Ministério da Saúde aponta que oito Estados e DF têm aumento de mortes confirmadas pela covid-19

A Saúde apontou estabilização de casos e queda de 2% nas mortes na semana que se encerrou no último sábado, 15

Mateus Vargas, O Estado de S.Paulo

19 de agosto de 2020 | 17h44

BRASÍLIA – O Ministério da Saúde informou nesta quarta-feira, 19, que 8 Estados e o Distrito Federal registraram mais mortes mortes pela covid-19 na semana que se encerrou em 15 de agosto sobre a anterior.

O maior aumento percentual foi no Paraná (34%), seguido de Santa Catarina (34%), Mato Grosso (22%), Rondônia (22%), Amazonas (15%), Tocantins (15%), Bahia (15%), Distrito Federal (11%) e Piauí (9%).

O secretário de Vigilância em Saúde, Arnaldo Correa de Medeiros, afirmou que muitas das mortes registradas na última semana não são novas, mas estavam ainda sob investigação.

A Saúde apontou estabilização de casos e queda de 2% nas mortes na semana que se encerrou no último sábado, 15.

“Este número, embora extremamente alto, vem se mantendo nesta faixa, mostrando tendência de queda no país como um todo desde a 29ª semana epidemiológica”, disse Medeiros sobre a soma de vítimas da doença.

Outros 13 Estados tiveram redução de óbitos confirmados e 9 ficaram com números estáveis. A maior queda de mortes na semana ocorreu no Pará. O quadro de óbitos em São Paulo foi apontado como estável, com -1% de vítimas no período.

Na semana passada, houve redução de casos pela covid-19 em 13 Estados, aumento em 6 e estabilização em 8.

Segundo o ministério, a covid-19 chegou a 5.508 municípios, 98,9% do total. Há vítimas da doença em 3.917 municípios (70,3% do total).

Testes

O ministério informou que distribuiu 5,72 milhões de exames RT-PCR na pandemia. O número equivale a 23,63% dos 24,2 milhões de testes prometidos. Este exame detecta a presença do vírus e é tido como “padrão-ouro” para o diagnóstico.

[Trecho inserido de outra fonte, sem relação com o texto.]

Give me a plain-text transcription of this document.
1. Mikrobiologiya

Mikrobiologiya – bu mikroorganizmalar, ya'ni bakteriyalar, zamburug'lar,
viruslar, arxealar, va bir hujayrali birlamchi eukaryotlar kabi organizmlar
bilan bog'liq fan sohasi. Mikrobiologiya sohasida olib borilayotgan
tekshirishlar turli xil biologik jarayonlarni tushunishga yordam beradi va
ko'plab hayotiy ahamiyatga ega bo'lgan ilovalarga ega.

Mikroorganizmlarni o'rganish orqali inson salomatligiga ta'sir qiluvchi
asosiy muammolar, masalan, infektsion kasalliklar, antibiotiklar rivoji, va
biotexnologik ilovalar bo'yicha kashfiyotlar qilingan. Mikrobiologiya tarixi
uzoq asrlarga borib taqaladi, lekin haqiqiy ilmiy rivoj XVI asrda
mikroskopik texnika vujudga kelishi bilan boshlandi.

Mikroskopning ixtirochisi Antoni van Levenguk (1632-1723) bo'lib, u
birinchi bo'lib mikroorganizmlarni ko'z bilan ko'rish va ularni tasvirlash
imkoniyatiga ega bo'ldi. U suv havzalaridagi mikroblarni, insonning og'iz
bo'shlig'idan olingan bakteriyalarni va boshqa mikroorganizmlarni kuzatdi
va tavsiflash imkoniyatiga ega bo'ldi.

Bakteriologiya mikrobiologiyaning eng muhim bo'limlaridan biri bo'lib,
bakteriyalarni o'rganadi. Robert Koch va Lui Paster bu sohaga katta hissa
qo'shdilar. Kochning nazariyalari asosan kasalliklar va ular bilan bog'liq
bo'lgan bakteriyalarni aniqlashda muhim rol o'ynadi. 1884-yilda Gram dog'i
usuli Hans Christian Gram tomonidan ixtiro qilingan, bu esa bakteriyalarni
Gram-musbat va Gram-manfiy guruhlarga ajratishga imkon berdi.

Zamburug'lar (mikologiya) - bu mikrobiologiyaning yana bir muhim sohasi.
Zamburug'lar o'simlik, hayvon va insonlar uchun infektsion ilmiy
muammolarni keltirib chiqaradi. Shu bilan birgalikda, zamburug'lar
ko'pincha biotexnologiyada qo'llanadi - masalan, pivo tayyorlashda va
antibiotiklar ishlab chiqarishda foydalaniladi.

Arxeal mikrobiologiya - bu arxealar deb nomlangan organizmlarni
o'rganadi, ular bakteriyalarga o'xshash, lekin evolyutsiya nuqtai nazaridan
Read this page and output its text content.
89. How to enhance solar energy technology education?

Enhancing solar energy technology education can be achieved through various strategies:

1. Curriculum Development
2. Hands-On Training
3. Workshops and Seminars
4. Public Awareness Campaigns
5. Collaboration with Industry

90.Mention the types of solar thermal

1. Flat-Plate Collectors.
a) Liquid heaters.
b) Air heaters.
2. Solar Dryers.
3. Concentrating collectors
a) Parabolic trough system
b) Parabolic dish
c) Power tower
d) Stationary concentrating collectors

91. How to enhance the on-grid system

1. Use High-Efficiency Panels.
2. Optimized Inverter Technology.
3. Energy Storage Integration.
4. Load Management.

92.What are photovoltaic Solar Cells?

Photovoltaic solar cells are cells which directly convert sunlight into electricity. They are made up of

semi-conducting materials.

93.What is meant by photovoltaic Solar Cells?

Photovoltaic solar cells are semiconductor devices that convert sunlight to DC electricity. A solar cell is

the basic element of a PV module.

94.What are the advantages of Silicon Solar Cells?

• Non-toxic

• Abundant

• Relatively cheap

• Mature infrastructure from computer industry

O SUS realizou 2,14 milhões de exames RT-PCR. A rede particular, outros 2,01 milhões. 

Estados e municípios apontam que não conseguem usar todos os reagentes enviados pelo ministério, pois faltam equipamentos e substâncias necessárias no "kit" do teste RT-PCR, como cotonetes e tubos coletores. O ministério afirma que tem regularizado as entregas dos insumos e que está distribuindo máquinas para automatizar parte da preparação das amostras para realizar o teste.

O SUS também realizou 6,1 milhões de exames sorológicos, como os testes rápidos, que encontram anticorpos do vírus, mas são indicados apenas para uso após o oitavo dia de sintomas.